5Mais le thème qui nous semble le plus intéressant dans ce numéro est celui de la question politique dans le rapport de Hölderlin avec la Révolution française (célébrée comme on le sait avec ses collègues du Stift, Hegel et Schelling). Dans son étude intitulée « La fête de la vie », Jean-Yves Masson (qui a conçu le numéro) écrit : « Que l´on fasse de Hölderlin un jacobin, un républicain avide de liberté, ce qu´il fut incontestablement (Alexander Jung déjà, en 1848, en prenait note) ou qu´au contraire on le situe du côté de l´intemporalité du mythe – les lectures qui en découlent se croisent, s´enchevêtrent, se répondent de façon parfois étourdissante ». La question du rapport de Hölderlin avec une Grèce originelle caractérisée par sa polis et ses mythes ouvre en effet un champ de réflexion intense sur ce que la pensée politique de Hölderlin peut représenter pour nous après la « récupération » de l´œuvre par les nazis. Elle situe en effet Hölderlin dans l´ambiguïté entre pensée mythique et Lumières, même si, comme on le sait, la République moderne s´articule aussi autour de quelques mythes fondateurs. Dans son livre Spinoza dans l´idéalisme allemand, Jean-Marie Vaysse évoque la conscience qu´eut Hölderlin d´une « communauté impossible », malgré le « communisme des esprits » appelé de ses vœux ; c´est sur ce terrain que se situe Masson (proche en cela des études de Lacoue-Labarthe) lorsqu´il écrit : « Hölderlin a eu conscience, le premier, de ce défaut de communauté dont la poésie ne pouvait pas avoir conscience tant qu´elle était assurée d´être pure variation sur un ensemble de thèmes conventionnels, pour un public d´élite connu d´avance […]. Précisément parce qu´il a conscience de ce défaut de communauté, Hölderlin est tout sauf un poète dont la parole serait réservée à une élite. La tour du menuisier Zimmer n´est pas une tour d´ivoire. C´est le signe tragique et vertical du poète qui a constaté que restaurer la communauté à partir de la poésie était au-dessus de ses forces, et qui tient respectueusement tout le monde à distance à force de titres ronflants ».

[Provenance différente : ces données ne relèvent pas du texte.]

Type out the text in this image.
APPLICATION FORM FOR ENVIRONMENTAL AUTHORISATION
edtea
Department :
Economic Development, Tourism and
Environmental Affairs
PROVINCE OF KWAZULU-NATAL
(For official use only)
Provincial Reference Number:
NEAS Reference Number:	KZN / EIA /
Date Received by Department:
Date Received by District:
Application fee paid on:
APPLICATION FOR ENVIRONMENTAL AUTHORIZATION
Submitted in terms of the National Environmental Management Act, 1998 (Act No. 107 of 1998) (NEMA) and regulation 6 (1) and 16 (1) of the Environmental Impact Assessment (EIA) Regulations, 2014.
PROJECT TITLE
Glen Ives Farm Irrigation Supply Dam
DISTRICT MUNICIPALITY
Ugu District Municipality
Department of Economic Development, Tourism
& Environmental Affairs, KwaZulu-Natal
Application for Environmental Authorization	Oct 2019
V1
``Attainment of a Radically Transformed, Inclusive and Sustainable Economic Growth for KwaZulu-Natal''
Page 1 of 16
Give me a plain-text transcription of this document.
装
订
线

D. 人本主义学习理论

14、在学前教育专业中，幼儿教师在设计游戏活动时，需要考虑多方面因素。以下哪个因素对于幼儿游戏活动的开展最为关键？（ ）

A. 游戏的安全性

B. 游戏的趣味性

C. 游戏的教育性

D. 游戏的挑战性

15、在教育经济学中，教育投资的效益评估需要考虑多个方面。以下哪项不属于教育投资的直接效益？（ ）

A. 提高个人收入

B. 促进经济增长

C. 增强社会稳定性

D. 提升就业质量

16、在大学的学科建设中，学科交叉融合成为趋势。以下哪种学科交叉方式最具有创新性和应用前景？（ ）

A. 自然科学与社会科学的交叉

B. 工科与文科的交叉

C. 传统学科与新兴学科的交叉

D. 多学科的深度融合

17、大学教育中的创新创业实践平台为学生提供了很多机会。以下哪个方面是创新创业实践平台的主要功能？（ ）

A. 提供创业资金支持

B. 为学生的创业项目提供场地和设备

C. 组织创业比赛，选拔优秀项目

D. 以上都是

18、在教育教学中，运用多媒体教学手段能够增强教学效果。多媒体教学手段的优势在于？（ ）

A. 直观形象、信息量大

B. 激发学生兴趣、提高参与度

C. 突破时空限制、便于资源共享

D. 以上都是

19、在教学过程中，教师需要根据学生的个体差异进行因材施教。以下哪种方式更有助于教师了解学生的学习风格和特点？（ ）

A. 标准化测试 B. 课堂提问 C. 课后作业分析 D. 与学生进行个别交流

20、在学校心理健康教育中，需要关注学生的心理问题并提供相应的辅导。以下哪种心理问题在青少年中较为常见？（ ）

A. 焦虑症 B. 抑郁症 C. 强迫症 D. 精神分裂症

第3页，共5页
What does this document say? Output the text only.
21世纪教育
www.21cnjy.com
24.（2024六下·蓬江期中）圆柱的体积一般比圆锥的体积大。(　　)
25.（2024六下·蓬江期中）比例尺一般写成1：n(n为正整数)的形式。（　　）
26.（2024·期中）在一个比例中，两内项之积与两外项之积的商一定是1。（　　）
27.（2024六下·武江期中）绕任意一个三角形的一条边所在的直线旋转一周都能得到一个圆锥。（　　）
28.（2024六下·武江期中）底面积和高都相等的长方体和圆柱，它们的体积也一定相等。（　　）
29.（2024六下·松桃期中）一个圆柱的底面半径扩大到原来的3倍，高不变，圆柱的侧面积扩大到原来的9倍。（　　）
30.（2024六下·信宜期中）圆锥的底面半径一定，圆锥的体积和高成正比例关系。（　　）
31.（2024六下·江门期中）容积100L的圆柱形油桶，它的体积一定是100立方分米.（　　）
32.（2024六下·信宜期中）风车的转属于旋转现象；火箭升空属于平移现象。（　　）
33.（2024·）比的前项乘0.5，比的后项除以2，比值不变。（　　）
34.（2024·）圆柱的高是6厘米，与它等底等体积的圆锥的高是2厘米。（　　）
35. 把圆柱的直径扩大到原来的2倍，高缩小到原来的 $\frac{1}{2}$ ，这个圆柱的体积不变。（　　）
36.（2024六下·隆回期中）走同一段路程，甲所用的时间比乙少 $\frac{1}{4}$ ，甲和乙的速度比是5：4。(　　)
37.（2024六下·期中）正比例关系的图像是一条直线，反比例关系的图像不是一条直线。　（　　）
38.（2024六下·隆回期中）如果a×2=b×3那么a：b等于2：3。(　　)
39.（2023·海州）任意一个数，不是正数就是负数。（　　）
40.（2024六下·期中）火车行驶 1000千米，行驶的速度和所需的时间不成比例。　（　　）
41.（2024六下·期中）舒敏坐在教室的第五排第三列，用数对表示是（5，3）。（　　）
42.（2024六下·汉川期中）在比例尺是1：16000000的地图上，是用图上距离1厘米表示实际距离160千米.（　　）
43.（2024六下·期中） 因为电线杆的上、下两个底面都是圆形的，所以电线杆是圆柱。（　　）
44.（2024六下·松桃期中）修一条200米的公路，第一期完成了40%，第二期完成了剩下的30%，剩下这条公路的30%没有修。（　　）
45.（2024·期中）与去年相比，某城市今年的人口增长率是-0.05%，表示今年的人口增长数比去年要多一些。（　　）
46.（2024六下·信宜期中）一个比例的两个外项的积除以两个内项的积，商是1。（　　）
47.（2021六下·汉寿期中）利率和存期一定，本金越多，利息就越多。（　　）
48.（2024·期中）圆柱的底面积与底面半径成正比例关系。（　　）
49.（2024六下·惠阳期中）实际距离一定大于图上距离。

6Une curiosité – et plus que cela – de ce volume est le texte de Paul Challemel-Lacour (1827-1896), auteur de la « première étude hölderlinienne en France », intitulée « La poésie païenne en Allemagne au XIXe siècle : Frédéric Hölderlin ». Elle remet en perspective la réception française, montrant son ancienneté, bien avant les études de Bertaux ou les traductions de Roud, Bianquis ou Jaccottet, et surtout sous un angle politique qui nous occupe aujourd´hui : Challemel-Lacour était un des pères fondateurs de la Troisième République, et avait su reconnaître en Hölderlin un républicain passionné, annulant d´avance toutes les approches trop axées sur la poésie pure ou les asservissements du poème hölderlinien à une cause philosophique ou politique douteuse.